Drought Remains And Will Worsen Summer Fires
The numbers are clear: no matter recent rains, continuing drought is making our fires grow quicker on the Fort Peck Reservation. The solution is using EVERY opportunity to reduce unwanted fires, if it rained the last few weeks or not.
For 2021 as of May 21, 35 human- caused fires burned 1,143 acres on the Fort Peck Reservation. One April fire burned 849 acres burned. About half the last 20 years, wildfire burned less acres than that in an entire year. In all of 2020, BIA saw only 77 fires which burned 3,384 acres, 3,044 of them in two August fires. Most of the 15 years before averaged less than 20 acres per fire.
Our main fire season has not even started, but already we are averaging 35 acres per fire. Nature has made our fires bigger.
Firefighters and the land need your help lessen fires. This dry summer, try to not use fire at all unless you are talking with BIA firefighters at 406-768-3666.
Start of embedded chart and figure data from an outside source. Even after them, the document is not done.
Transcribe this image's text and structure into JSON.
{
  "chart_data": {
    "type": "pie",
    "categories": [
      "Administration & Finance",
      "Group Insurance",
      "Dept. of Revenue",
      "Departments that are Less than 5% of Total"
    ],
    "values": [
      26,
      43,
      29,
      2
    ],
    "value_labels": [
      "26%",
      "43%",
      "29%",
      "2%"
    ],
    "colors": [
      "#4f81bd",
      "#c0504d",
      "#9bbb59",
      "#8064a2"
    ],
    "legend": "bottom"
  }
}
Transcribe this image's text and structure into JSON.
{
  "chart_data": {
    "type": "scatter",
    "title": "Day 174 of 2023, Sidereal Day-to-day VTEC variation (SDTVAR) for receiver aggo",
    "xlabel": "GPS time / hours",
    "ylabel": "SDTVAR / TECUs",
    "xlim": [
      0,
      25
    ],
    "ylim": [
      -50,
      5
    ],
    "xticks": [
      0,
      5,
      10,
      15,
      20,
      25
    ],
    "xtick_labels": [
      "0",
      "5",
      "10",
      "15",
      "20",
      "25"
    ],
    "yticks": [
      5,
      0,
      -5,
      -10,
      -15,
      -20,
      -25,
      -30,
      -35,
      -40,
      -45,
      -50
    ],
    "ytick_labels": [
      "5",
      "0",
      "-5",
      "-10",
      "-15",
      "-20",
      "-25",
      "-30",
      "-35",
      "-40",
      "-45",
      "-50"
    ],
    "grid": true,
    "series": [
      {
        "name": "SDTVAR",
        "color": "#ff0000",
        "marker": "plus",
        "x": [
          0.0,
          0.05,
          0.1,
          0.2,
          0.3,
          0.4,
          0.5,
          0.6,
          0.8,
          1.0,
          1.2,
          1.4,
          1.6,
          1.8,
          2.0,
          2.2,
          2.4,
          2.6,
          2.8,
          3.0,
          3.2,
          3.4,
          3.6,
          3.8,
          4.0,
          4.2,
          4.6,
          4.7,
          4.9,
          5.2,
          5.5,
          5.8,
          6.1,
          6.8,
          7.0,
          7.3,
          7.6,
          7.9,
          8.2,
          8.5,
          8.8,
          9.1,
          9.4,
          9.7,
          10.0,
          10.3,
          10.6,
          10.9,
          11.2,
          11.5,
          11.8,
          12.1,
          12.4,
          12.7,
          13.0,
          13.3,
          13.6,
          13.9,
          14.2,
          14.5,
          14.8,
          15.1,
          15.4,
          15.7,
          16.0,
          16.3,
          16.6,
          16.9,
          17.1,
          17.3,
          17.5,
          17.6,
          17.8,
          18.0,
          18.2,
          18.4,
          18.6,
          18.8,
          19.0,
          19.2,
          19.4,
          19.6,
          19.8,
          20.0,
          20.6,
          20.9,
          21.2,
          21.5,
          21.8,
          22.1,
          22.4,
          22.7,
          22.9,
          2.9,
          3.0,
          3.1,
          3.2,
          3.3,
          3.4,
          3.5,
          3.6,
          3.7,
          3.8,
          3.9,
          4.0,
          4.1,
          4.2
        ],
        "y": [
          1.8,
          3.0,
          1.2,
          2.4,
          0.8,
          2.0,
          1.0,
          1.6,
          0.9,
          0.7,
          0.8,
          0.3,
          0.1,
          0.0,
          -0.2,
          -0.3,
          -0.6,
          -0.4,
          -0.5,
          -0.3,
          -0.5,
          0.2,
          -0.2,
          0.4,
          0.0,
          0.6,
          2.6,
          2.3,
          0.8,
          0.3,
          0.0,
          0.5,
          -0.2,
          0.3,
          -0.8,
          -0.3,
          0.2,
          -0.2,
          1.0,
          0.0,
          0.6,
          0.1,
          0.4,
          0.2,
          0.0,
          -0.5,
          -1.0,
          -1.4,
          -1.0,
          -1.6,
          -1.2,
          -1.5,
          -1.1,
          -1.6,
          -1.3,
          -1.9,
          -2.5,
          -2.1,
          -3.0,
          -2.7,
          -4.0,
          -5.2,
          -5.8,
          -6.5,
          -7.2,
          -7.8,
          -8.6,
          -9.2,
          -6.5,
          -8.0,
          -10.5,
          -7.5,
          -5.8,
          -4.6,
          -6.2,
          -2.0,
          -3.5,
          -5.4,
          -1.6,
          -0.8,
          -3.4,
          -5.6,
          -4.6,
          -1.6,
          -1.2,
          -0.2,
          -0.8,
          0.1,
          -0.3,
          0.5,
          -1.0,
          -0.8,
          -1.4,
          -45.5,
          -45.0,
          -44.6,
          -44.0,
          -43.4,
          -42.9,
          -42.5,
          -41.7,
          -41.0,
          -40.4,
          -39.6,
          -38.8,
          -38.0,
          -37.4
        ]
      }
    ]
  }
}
May 27 shows a continued rain deficit of 1.75” in Glasgow this year. With the recent rains, some coun- ties around the reservation have rescinded burn bans. Green grass today is not a license to act free-or-easy with fire. Dead grass is still tall.
Outlooks still predict a summer hotter and drier than normal. If you light any fire, you must stay with the ashes until every warm spot is dead out, cold to the touch.
Have plenty of water and machinery ready to extinguish any fire before you light anything — even a cigarette later this summer. As it dries, grass is like the moving hot air of a clothes dryer. Wind or heat gives fire a “Goldilocks” or tipping point when little flames suddenly turn giant, out-ofcontrol and regrettable. When we can’t keep a fire small on a windy day, it becomes harder to contain as we get a much larger fire. Drought snaps that point to us.
BIA Fire will help control larger fires again this year only with help in preventing fires from our children, farmers, teens and other sources of unplanned human- caused wildfires.